Not loving the cops right now
If you do, feel free to look away from my rant and not comment, thnks.
Last night at about 9:30 pm I was fast asleep, *having a ptsd nightmare*,
when: RING RING RING, BANG, BANG, BANG, *indiscriminate screaming!*
Needless to say I was scared s***less. I “ignored” it (aka hid terrified someone was coming to murder me (I have reason to) or tell me my family was dead).
Turns out it was someone from the sheriff’s office trying to serve papers on me to attend a hearing I cannot attend 10 hours away (that my ortho-surgeon already submitted multiple paperwork on that I CANNOT travel that far, and ADA motions from my lawyer).
It is for frivolous litigation from my pedo STALKER narcissist MIL.

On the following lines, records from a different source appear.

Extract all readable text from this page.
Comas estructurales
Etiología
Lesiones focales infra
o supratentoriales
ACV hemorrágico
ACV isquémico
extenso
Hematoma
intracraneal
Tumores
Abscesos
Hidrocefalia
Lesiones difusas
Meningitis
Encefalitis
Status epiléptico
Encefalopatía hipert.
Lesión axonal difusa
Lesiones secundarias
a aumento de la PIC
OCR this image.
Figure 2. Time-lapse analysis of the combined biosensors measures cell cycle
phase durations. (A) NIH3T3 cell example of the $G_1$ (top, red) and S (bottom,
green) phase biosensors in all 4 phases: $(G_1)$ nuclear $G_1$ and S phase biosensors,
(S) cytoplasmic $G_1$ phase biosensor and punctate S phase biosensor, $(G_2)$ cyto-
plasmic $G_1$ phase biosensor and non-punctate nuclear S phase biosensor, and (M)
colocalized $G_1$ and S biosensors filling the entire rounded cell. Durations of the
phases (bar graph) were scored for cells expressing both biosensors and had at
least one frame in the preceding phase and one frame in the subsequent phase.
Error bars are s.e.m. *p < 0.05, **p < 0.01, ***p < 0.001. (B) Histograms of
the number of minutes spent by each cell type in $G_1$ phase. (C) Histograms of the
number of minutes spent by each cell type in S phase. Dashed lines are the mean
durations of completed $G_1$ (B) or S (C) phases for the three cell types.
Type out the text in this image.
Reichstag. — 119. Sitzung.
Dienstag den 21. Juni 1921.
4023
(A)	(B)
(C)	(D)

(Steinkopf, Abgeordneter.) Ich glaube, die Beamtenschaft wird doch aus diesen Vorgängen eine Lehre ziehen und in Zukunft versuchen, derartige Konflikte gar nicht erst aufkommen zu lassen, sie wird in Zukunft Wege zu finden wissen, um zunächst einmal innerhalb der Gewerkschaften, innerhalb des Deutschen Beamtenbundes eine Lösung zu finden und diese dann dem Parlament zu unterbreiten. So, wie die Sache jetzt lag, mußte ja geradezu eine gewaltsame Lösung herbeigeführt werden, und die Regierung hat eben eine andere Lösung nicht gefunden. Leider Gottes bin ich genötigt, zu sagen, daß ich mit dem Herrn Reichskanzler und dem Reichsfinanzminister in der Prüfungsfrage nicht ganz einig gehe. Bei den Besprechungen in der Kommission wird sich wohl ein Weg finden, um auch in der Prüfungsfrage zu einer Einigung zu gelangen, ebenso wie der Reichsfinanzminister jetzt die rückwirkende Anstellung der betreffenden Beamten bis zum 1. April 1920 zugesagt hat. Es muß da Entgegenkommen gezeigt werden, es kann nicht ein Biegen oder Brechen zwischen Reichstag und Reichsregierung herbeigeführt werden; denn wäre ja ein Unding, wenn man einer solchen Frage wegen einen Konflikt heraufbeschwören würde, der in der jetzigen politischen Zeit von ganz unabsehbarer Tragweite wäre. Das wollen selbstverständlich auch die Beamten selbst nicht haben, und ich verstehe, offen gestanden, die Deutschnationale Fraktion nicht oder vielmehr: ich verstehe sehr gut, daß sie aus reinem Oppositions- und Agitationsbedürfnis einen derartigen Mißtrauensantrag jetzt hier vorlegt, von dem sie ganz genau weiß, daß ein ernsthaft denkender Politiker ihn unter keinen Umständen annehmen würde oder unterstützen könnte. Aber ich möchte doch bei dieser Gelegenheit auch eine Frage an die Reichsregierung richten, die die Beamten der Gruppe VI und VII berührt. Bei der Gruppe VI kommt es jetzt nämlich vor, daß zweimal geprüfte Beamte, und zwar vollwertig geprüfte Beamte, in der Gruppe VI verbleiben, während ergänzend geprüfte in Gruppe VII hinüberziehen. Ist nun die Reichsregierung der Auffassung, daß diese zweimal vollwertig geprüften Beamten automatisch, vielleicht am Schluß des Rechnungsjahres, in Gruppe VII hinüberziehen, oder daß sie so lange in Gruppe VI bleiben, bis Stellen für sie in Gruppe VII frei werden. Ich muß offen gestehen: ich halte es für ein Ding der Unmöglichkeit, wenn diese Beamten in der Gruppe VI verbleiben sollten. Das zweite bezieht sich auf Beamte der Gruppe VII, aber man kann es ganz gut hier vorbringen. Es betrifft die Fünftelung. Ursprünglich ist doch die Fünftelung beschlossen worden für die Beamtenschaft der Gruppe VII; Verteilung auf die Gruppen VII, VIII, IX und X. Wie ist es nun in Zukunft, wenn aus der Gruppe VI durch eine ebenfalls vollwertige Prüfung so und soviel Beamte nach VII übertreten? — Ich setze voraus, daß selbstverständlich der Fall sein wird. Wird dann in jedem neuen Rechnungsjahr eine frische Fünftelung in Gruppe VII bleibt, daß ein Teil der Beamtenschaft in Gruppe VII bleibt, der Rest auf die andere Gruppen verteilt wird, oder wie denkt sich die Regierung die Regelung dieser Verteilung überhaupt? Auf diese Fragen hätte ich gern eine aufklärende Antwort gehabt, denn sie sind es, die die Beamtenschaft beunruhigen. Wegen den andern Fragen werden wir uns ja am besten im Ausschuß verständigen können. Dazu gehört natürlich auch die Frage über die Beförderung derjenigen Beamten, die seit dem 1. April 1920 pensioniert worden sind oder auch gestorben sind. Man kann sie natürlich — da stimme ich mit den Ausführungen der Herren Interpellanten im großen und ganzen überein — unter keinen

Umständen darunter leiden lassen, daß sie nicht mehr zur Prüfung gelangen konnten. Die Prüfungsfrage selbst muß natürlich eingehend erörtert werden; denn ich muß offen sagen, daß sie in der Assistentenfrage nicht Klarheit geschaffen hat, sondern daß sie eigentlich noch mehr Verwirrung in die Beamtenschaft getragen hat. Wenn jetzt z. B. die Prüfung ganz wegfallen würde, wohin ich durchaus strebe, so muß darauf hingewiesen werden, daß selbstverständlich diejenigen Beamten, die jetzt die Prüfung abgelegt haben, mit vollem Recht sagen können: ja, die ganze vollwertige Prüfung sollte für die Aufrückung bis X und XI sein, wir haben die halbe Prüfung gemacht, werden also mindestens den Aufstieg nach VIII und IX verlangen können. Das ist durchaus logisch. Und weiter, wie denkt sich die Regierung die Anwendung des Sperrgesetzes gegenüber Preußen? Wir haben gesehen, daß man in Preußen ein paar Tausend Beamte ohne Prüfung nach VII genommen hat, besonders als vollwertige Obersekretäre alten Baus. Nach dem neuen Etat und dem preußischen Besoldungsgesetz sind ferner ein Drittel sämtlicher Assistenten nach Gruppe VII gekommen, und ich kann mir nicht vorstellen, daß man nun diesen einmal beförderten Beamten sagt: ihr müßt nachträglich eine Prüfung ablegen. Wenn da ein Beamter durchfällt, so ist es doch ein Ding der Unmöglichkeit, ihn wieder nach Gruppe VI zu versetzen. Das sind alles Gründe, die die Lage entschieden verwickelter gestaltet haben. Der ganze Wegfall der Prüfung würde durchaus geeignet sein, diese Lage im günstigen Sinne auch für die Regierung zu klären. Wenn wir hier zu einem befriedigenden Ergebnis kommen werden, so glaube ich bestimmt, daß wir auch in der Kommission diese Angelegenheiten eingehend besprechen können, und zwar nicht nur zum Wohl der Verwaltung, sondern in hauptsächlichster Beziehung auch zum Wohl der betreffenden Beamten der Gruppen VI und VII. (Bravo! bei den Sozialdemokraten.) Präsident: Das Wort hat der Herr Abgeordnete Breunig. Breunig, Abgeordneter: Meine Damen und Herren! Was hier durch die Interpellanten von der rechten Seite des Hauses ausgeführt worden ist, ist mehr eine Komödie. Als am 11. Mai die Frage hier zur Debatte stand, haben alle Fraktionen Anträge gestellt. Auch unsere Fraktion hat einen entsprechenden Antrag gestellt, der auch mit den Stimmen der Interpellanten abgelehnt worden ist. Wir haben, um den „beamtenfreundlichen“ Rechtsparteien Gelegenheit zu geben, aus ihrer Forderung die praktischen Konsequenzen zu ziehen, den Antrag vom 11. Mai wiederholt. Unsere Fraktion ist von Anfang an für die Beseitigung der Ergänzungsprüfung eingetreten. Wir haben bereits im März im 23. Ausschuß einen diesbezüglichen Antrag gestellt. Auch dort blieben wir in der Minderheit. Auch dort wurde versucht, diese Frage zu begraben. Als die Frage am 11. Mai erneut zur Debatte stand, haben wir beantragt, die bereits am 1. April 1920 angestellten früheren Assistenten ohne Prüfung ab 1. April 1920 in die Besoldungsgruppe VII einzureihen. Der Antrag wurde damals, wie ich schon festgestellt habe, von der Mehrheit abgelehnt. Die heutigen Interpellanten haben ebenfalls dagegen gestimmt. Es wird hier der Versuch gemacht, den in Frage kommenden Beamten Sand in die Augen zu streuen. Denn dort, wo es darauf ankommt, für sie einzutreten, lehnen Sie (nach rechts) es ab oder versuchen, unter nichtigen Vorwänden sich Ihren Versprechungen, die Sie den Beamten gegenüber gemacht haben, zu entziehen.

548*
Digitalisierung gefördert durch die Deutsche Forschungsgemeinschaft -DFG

They came again at 8:30 am while I was in the shower today & 11:30 again, banging loudly.
I am on bedrest, trying to work online, selling stuff to pay my bills.
I have DUAL labral hip cartilage tears with an impingement & cyst in the socket,
Endometriosis (currently dealing with cyst & clotting issues),
Generalized Anxiety disorder, social anxiety, with PTSD
So, excuse me if I’m not running to the door.
I am shaking & want to be left alone.
This narcissist abuser behind this has stalked and harassed me for 5 1/2 years now! She raped & otherwise abused my partner as a child, broke in our home, threated to kill me, and has numerous frivolous litigations against us, and is trying to take our son (whom she made sexual comments about).
No one will do anything to protect us! The courts hate us (I personally think the judge was bribed, I can’t figure out any other way this abuse of power for years makes sense tbh).
I feel like I am being worn with sandpaper.
All I am doing is trying to do the best I can,
love hard, & be a good mother, daughter, partner, person.
Leave me alone and let me have some peace!